Tim Burton liess sie damit alleine. Sie schlief zwei Nächte lang nicht mehr und schaute sich Dutzende von Videos an: Goth-Kids in den Clubs der 80er-Jahre, Siouxsie and the Banshees, Nina Hagen und Lisa Loring, die in den 60er-Jahren die erste Wednesday Addams spielte. Dann ging sie zum Dreh und tanzte los. Ohne genaue Idee, aber total inspiriert. Das Resultat ist ein kleines Juwel, Jenna erinnert in ihrer coolen Verdrehtheit an die tanzende Uma Thurman in Pulp Fiction.
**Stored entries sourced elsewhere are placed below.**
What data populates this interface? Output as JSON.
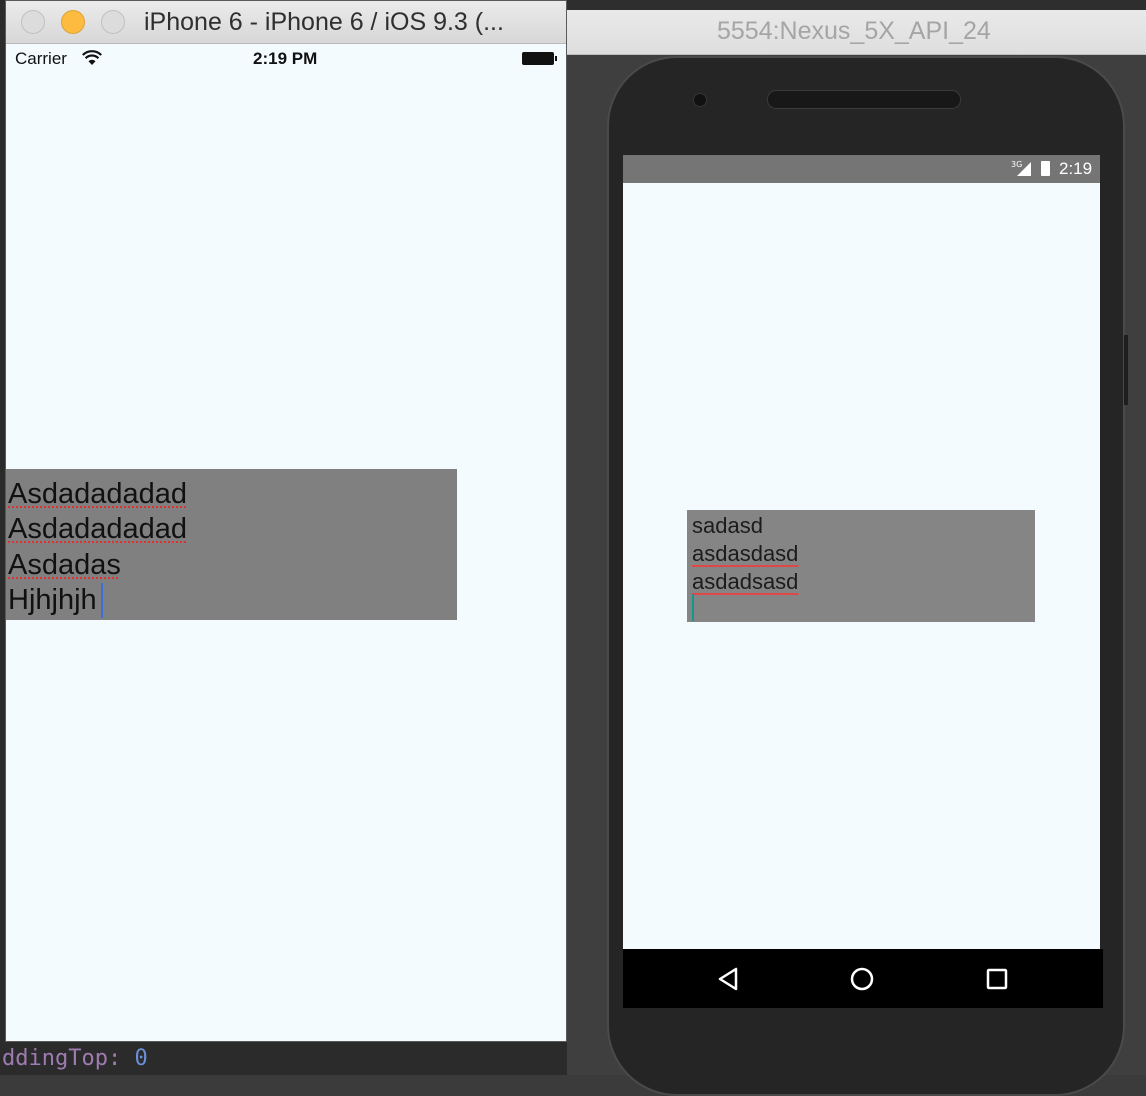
{
  "editor": {
    "bottom_code_prop": "ddingTop: ",
    "bottom_code_value": "0"
  },
  "ios_simulator": {
    "window_title": "iPhone 6 - iPhone 6 / iOS 9.3 (...",
    "status": {
      "carrier": "Carrier",
      "time": "2:19 PM"
    },
    "text_input_lines": [
      "Asdadadadad",
      "Asdadadadad",
      "Asdadas",
      "Hjhjhjh"
    ],
    "text_input_bg": "#808080"
  },
  "android_emulator": {
    "window_title": "5554:Nexus_5X_API_24",
    "status": {
      "network": "3G",
      "time": "2:19"
    },
    "text_input_lines": [
      "sadasd",
      "asdasdasd",
      "asdadsasd",
      ""
    ],
    "text_input_bg": "#858585",
    "nav_icons": [
      "back-icon",
      "home-icon",
      "recents-icon"
    ]
  }
}
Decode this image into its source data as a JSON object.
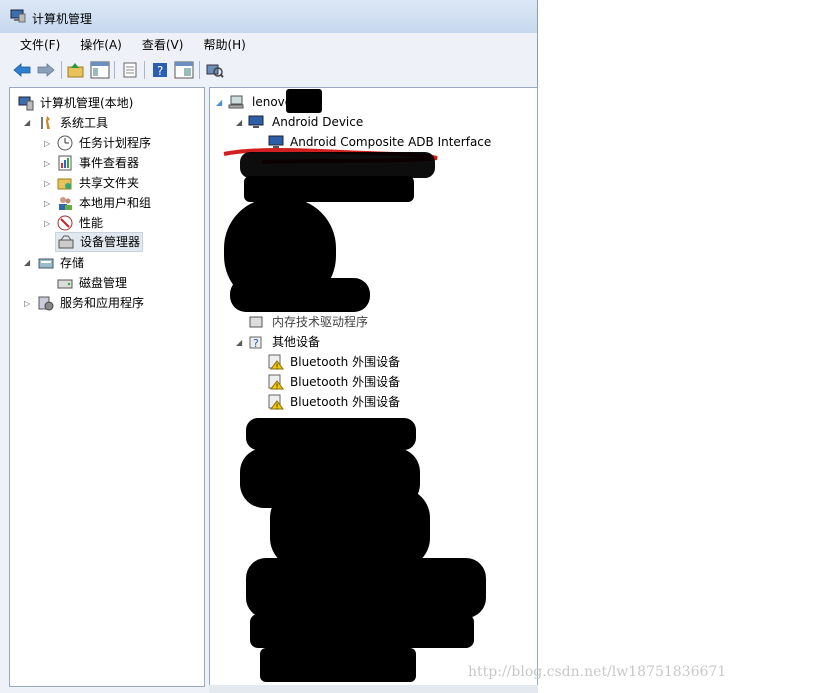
{
  "window": {
    "title": "计算机管理"
  },
  "menu": {
    "items": [
      "文件(F)",
      "操作(A)",
      "查看(V)",
      "帮助(H)"
    ]
  },
  "toolbar": {
    "icons": [
      "back-arrow-icon",
      "forward-arrow-icon",
      "up-folder-icon",
      "show-hide-tree-icon",
      "export-list-icon",
      "help-icon",
      "properties-icon",
      "scan-hardware-icon"
    ]
  },
  "tree": {
    "root": "计算机管理(本地)",
    "system_tools": "系统工具",
    "task_scheduler": "任务计划程序",
    "event_viewer": "事件查看器",
    "shared_folders": "共享文件夹",
    "local_users": "本地用户和组",
    "performance": "性能",
    "device_manager": "设备管理器",
    "storage": "存储",
    "disk_management": "磁盘管理",
    "services_apps": "服务和应用程序"
  },
  "devices": {
    "computer": "lenovo",
    "android_device": "Android Device",
    "adb_interface": "Android Composite ADB Interface",
    "memory_tech": "内存技术驱动程序",
    "other_devices": "其他设备",
    "bt1": "Bluetooth 外围设备",
    "bt2": "Bluetooth 外围设备",
    "bt3": "Bluetooth 外围设备"
  },
  "watermark": "http://blog.csdn.net/lw18751836671"
}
Lady Gaga imitierte sie schon auf TikTok.
«Wednesday» ist nach «The Umbrella Academy» und «Chiling Adventures of Sabrina» eine weitere Harry-Potter-nahe Serie über ein Internat der übernatürlich begabten Kinder auf Netflix. Zum Glück durfte Tim Burton noch seine skurrile Kantigkeit und morbide Totengräber-Ästhetik einfliessen lassen. Und genüssliche Spielereien wie die laszive Morticia von Catherine Zeta-Jones sind eine Freude.
Doch vor allem ist «Wednesday» das Werk und der Siegeszug von Jenna Ortega. Einer Frau, die ohne Beziehungen in Hollywood angefangen hat und heute erst recht keine mehr braucht. Hollywood muss sich jetzt um beste Beziehungen zu Jenna Ortega bemühen.